Wenn private Sexfotos ohne Einverständnis des Partners in sozialen Netzwerken landen, kann das teuer werden. Diese Erfahrung macht ein heute 22-Jähriger. Das Oberlandesgericht Hamm verurteilte ihn jetzt, seiner ehemaligen Freundin 7.000 Euro Schmerzensgeld zu zahlen.

Im Jahr 2011 fotografierte der junge Mann sich und seine Freundin beim Oralverkehr. Das Foto entstand vermutlich im beiderseitigen Einverständnis. Beide waren damals 16 Jahre alt.

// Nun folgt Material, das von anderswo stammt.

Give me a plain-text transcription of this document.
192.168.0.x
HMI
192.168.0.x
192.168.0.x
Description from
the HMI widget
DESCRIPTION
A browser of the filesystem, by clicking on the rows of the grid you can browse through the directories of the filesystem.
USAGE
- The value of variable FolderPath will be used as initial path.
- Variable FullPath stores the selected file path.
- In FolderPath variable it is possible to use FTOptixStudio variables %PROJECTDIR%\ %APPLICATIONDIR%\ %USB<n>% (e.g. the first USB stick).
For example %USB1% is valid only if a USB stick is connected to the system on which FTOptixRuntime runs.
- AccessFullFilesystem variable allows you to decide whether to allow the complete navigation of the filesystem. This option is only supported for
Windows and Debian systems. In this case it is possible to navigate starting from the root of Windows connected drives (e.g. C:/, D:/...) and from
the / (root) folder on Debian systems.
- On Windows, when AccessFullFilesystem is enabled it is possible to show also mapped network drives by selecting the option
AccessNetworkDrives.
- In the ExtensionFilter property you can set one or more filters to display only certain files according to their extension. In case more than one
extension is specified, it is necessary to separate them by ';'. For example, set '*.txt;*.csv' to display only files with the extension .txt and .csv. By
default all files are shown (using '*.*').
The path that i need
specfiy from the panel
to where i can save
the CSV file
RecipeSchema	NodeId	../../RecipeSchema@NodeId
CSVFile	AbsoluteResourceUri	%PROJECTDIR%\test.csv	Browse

Der Mann stellte das Foto (nach der Trennung) kurz in einem sozialen Netzwerk online. Zwar entfernte er es nach Aufforderung durch seine Ex-Freundin sofort wieder. Aber da hatten es Freunde und Angehörige schon gesehen und teilweise heruntergeladen. Das Gericht spricht von einer „massiven Bloßstellung gegenüber einer unüberschaubaren Anzahl von Personen“.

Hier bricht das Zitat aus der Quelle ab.